We have implemented a detection software in JAVA language. We conducted several experiments using the local 64-bit Centos operation system with an Intel Core i7 processor running at 3.4 GHz, 4096 MB of RAM, and run Hadoop 2.6.0. The configuration of our Hadoop cluster is of one NameNode, one RM, ten NodeManagers, ten NataNodes.

5.2 Experiment Results

In this section, we select a standard benchmark for evaluating our detection solution. The 7 benchmark applications cover a wide range of data-intensive tasks: compute intensive, shuffle intensive, database queries, and iterative. The size of the input data is between 1 GB and 1.5 GB in these case studies. We run 20 experiments of each benchmark applications to verify if our scheme can detect the reduce tasks accurately and efficiently.

In the first experiment, we run a wordcount job that consists 6 map tasks and 2 reduce tasks to verify the availability of our solution. We record the finish time and runtime of all the tasks and analyze the record. According to the analysis policy, we choose two initial means Container_03(C_03), Container_08 as \( \mu_{1} ,\mu_{2} \). Then, we use the k-means clustering to partition the n computing tasks into 2 sets S = {Smap, Sreduce}. The partition result is Smap = {C_02, C_03, C_04, C_05, C_06, C_07} and Sreduce = {C_08, C_09}. We run several jobs including target job and several other jobs in the other runs simultaneously.
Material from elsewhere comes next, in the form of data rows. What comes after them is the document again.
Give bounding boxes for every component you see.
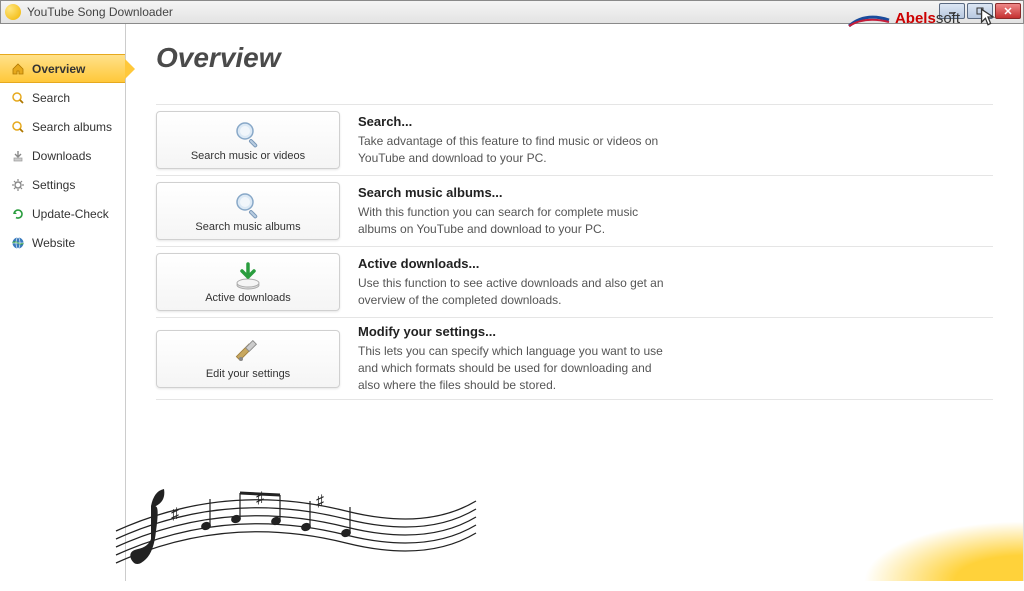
sidebar-item-update[interactable]: Update-Check (0, 199, 125, 228)
search-albums-button[interactable]: Search music albums (156, 182, 340, 240)
card-search-albums: Search music albums Search music albums.… (156, 175, 993, 246)
sidebar-item-label: Search (32, 91, 70, 105)
tools-icon (233, 337, 263, 367)
main-content: Overview Search music or videos Search..… (126, 24, 1024, 581)
svg-text:♯: ♯ (256, 490, 264, 507)
sidebar-item-downloads[interactable]: Downloads (0, 141, 125, 170)
magnifier-icon (233, 119, 263, 149)
card-settings: Edit your settings Modify your settings.… (156, 317, 993, 400)
card-button-label: Search music albums (195, 221, 300, 233)
download-icon (10, 148, 26, 164)
card-description: With this function you can search for co… (358, 204, 668, 238)
settings-button[interactable]: Edit your settings (156, 330, 340, 388)
cursor-icon (966, 8, 1010, 29)
accent-decoration (863, 521, 1023, 581)
home-icon (10, 61, 26, 77)
sidebar-item-label: Website (32, 236, 75, 250)
sidebar-item-website[interactable]: Website (0, 228, 125, 257)
sidebar: Overview Search Search albums Downloads … (0, 24, 126, 581)
card-description: Use this function to see active download… (358, 275, 668, 309)
sidebar-item-label: Downloads (32, 149, 91, 163)
card-title: Modify your settings... (358, 324, 993, 339)
card-title: Active downloads... (358, 256, 993, 271)
svg-text:♯: ♯ (171, 506, 179, 523)
search-icon (10, 90, 26, 106)
card-title: Search music albums... (358, 185, 993, 200)
sidebar-item-label: Overview (32, 62, 85, 76)
card-description: Take advantage of this feature to find m… (358, 133, 668, 167)
card-downloads: Active downloads Active downloads... Use… (156, 246, 993, 317)
svg-text:♯: ♯ (316, 493, 324, 510)
card-button-label: Edit your settings (206, 368, 290, 380)
card-button-label: Active downloads (205, 292, 291, 304)
window-title: YouTube Song Downloader (27, 5, 173, 19)
magnifier-icon (233, 190, 263, 220)
search-icon (10, 119, 26, 135)
sidebar-item-search[interactable]: Search (0, 83, 125, 112)
music-decoration: ♯ ♯ ♯ (106, 411, 486, 591)
card-button-label: Search music or videos (191, 150, 305, 162)
page-title: Overview (156, 42, 993, 74)
sidebar-item-search-albums[interactable]: Search albums (0, 112, 125, 141)
brand-swoosh-icon (847, 10, 891, 28)
refresh-icon (10, 206, 26, 222)
card-title: Search... (358, 114, 993, 129)
sidebar-item-label: Settings (32, 178, 75, 192)
card-description: This lets you can specify which language… (358, 343, 668, 393)
brand-name: Abelssoft (895, 10, 960, 27)
app-icon (5, 4, 21, 20)
sidebar-item-settings[interactable]: Settings (0, 170, 125, 199)
sidebar-item-label: Update-Check (32, 207, 109, 221)
brand-logo: Abelssoft (847, 8, 1010, 29)
card-search: Search music or videos Search... Take ad… (156, 104, 993, 175)
sidebar-item-label: Search albums (32, 120, 112, 134)
downloads-button[interactable]: Active downloads (156, 253, 340, 311)
gear-icon (10, 177, 26, 193)
sidebar-item-overview[interactable]: Overview (0, 54, 125, 83)
search-button[interactable]: Search music or videos (156, 111, 340, 169)
globe-icon (10, 235, 26, 251)
download-arrow-icon (233, 261, 263, 291)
Our solution also detected the reduce tasks successfully and efficiently (Table 1).

Table 1. A wordcount job that consists of 6 map tasks and 2 reduce tasks.

We use other 6 benchmark applications to evaluate the accuracy of our solution. We summarize and analyze the accuracy of 7 benchmark applications, as shown in Table 2. We find that the analysis accuracy of some benchmark application is not 100 %. By analyzing the feature of each type of benchmark applications, we find out the applications which the runtime of map and reduce tasks is similar are easily interferential. We will improve our solution in the future work and make our detection software more reliable.

Table 2. Summary of the runtime of tasks and the analysis accuracy of 7 benchmark applications.

6 Conclusion

In this paper, we proposed a framework for detecting the node that stores key value and analyzed the vulnerability of the authorization mechanism of services in Hadoop. Combining these two aspects, we implemented a new detection scheme to detect the nodes that store the processed result in MapReduce successfully. Our experiment results demonstrated the effectiveness of our detecting framework of three cases in real-world systems, we had confirmed that the proposed detection program based on detection framework can detect the nodes that store the processed result.

Although our framework and detection scheme is implemented in experimental environment, we can improve and use it in the cloud with multiple users. In the future work, we aim at extending the approach to a larger set of application level vulnerabilities and propose a learning algorithm to classify type of tasks, as well as defining a sophisticated method able to detect Information Eavesdropping attacks in the cloud computing environment.